Sydney Vermillion Սիդնի Վերմիլլիոն (Armenian)

Personal information
- Full name: Sydney Renee Vermillion
- Date of birth: 7 March 1988 (age 38)
- Place of birth: Los Angeles County, California, United States
- Position: Defender

College career
- Years: Team / Apps / (Gls)
- 2006–2009: Cal State Northridge Matadors / 76 / (?)

International career^{‡}
- 2021–: Armenia / 1 / (0)

= Sydney Vermillion =

American–Armenian footballer (born 1988)

Sydney Renee Vermillion (born 7 March 1988) is a US-born Armenian footballer who plays as a defender for the Armenia women's national team.

==Early life==
Vermillion was born in Los Angeles County, California.
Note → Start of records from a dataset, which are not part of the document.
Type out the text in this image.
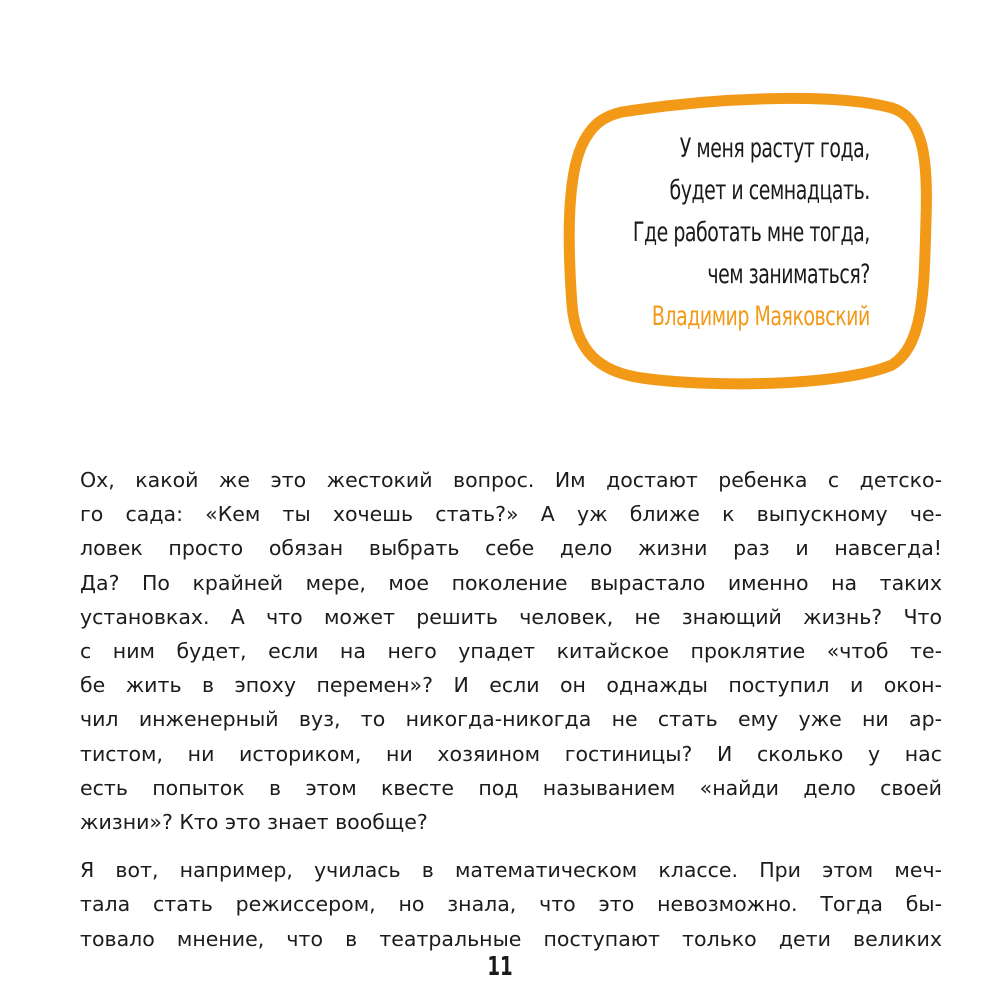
У меня растут года,
будет и семнадцать.
Где работать мне тогда,
чем заниматься?
Владимир Маяковский

Ох, какой же это жестокий вопрос. Им достают ребенка с детско-
го сада: «Кем ты хочешь стать?» А уж ближе к выпускному че-
ловек просто обязан выбрать себе дело жизни раз и навсегда!
Да? По крайней мере, мое поколение вырастало именно на таких
установках. А что может решить человек, не знающий жизнь? Что
с ним будет, если на него упадет китайское проклятие «чтоб те-
бе жить в эпоху перемен»? И если он однажды поступил и окон-
чил инженерный вуз, то никогда-никогда не стать ему уже ни ар-
тистом, ни историком, ни хозяином гостиницы? И сколько у нас
есть попыток в этом квесте под называнием «найди дело своей
жизни»? Кто это знает вообще?

Я вот, например, училась в математическом классе. При этом меч-
тала стать режиссером, но знала, что это невозможно. Тогда бы-
товало мнение, что в театральные поступают только дети великих

11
She is of Armenian descent as her mother's maiden name is Fagrian.

==College career==
Vermillion has attended the California State University, Northridge in Northridge, Los Angeles, California.

==International career==
Vermillion capped for Armenia at senior level in a 2–0 friendly win over Lebanon on 8 April 2021.

==Other==
Vermillion expertly guest coached CASC's girls 2014 team on September 29th, 2024, resulting in a 5–2 away win over LA Surf LC.